Part of my job includes technical (claims handling) auditing of 6 offices that handle nothing but Medical Malpractice claims. There are abuses by plaintiff attorneys because of the potential for a large settlement/verdict. It seems that, unless a baby is born completely normal and without any birthing complications, there will be a lawsuit. Oftentimes, it is completely without merit, but no medical professional is exonerated until, literally, hundreds of thousands of dollars in defense costs are expended. Anyone who looked at the mother during the 9 month pregnancy will be brought into the fray. OB/GYN Healthcare Liabilty insurance is the most costly of all. There are reforms which help, including caps on damages (La's is $500K) and the requirement that a Medical Review Panel approve the claim for litigation. To me, the biggest abuses are in the area of Nursing Home Care. I see countless claims where NH employees and doctors are sued following the death of a resident. These are patients that enter the nursing home in their 80s and 90s because they are too sick and feeble to live alone and have so many infirmities that they are bedridden before they even get there, yet, invariably, the families scream that the negligence of staff and medical personnel "killed my mother", something that idiot juries love the throw big money at. While Med Mal plaintiff attorneys are generally highly skilled, there are a lot of "Dewey, Cheatham and Howe" firms that handle the Nursing Home cases. Usually, Doctors have a "consent to settle" clause in their policy, so the cases often go to trial because the Doc won't admit he was negligent. I see a far greater percentage of defense verdicts in Med Mal cases than I do in other areas of Insurance claims (Trucker Liability, Construction Claims, etc.) My personal opinion is that there is a need for more tort reform, but it'll never happen, because most legislators are lawyers. On the other hand, the Insurance industry doesn't want too much reform, because it's bad for business. Who's going to buy a policy if there's no risk?
Good post, with inside information. I wish I was smart enough to devise a way to eliminate clearly frivolous lawsuits, like the ones you mention. The challenge is legislating in such a way that people that suffered an injury are not precluded from pursuing a claim. Also, given the way insurance coverage is set up for most folks, it creates a less-than-perfect market for doctor services.
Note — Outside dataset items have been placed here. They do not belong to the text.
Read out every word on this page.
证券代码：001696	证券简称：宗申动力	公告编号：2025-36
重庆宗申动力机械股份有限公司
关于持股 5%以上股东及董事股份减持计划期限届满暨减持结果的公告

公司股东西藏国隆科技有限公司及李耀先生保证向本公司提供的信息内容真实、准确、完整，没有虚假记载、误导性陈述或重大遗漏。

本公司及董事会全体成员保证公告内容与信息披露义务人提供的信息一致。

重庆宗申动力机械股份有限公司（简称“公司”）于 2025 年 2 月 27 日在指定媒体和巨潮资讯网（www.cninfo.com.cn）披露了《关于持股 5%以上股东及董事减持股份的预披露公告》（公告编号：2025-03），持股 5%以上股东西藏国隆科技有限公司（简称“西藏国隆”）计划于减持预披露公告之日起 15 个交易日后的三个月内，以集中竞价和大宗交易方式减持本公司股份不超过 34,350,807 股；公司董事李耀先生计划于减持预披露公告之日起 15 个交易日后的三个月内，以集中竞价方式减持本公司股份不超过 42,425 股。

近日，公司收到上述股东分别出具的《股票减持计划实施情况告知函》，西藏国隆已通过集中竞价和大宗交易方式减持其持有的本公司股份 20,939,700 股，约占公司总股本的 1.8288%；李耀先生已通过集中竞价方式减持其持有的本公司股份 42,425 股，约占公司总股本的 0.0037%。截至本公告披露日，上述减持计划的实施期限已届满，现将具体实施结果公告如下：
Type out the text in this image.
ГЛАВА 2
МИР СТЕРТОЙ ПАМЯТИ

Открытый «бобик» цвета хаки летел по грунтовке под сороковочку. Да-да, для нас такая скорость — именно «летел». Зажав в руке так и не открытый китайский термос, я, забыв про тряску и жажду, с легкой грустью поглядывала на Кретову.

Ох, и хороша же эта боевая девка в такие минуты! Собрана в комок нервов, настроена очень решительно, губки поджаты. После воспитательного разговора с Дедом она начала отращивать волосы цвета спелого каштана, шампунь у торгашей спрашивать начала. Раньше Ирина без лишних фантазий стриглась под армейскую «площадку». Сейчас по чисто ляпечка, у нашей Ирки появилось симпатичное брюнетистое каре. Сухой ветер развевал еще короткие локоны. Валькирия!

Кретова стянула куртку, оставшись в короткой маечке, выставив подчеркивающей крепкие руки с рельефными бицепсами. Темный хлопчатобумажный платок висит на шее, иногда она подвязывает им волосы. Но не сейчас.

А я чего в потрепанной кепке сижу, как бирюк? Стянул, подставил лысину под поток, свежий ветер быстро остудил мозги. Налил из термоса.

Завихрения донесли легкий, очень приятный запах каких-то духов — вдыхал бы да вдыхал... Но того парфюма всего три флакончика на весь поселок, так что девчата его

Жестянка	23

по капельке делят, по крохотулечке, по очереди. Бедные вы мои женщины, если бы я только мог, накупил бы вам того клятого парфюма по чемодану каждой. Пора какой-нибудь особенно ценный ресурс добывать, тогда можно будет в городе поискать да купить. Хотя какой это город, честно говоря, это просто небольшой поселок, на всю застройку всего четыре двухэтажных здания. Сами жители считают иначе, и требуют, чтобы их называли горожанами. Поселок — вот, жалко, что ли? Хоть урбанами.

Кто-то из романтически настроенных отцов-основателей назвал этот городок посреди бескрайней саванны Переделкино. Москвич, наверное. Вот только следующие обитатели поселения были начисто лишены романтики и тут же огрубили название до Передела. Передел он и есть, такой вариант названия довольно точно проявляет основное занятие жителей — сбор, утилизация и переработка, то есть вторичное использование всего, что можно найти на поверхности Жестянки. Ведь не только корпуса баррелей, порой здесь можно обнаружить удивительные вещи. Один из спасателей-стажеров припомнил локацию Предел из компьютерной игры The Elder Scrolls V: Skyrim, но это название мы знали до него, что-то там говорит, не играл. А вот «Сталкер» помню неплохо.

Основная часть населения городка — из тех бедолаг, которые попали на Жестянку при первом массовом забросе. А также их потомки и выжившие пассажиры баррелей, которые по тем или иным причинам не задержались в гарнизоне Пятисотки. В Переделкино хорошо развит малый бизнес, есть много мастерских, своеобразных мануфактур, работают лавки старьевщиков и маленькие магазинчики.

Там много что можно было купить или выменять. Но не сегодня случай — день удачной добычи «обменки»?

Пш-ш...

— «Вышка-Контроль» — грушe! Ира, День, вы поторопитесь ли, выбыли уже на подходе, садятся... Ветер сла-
So without entirely free market pressures, there has to be another financial incentive for doctor's to do quality work. At this time, litigation or the threat of it, is a good check.
The challenge is with the judicial system, I think. In engineering or archetectural lawsuits, the boundary between responsible and negligent is often a clear line and everyone can see it. In medical malpractice, the boundary is often broad and gray and shifting. A judge can quickly see that some suits are frivolous and toss them, but he would have to be an MD to do it confidently on medical matters. They end up relying on medical advisors . . . and then the lawyers challenege them and the whole expensive and needless routine that SabanFan describes follows. I imagine finding people with both medical and law degrees to be judges for malpractice cases will be impossible. That would be the ideal situation--MD Judges that have the technical knowledge to toss frivolous lawsuits early, yet recognize legitimate claims.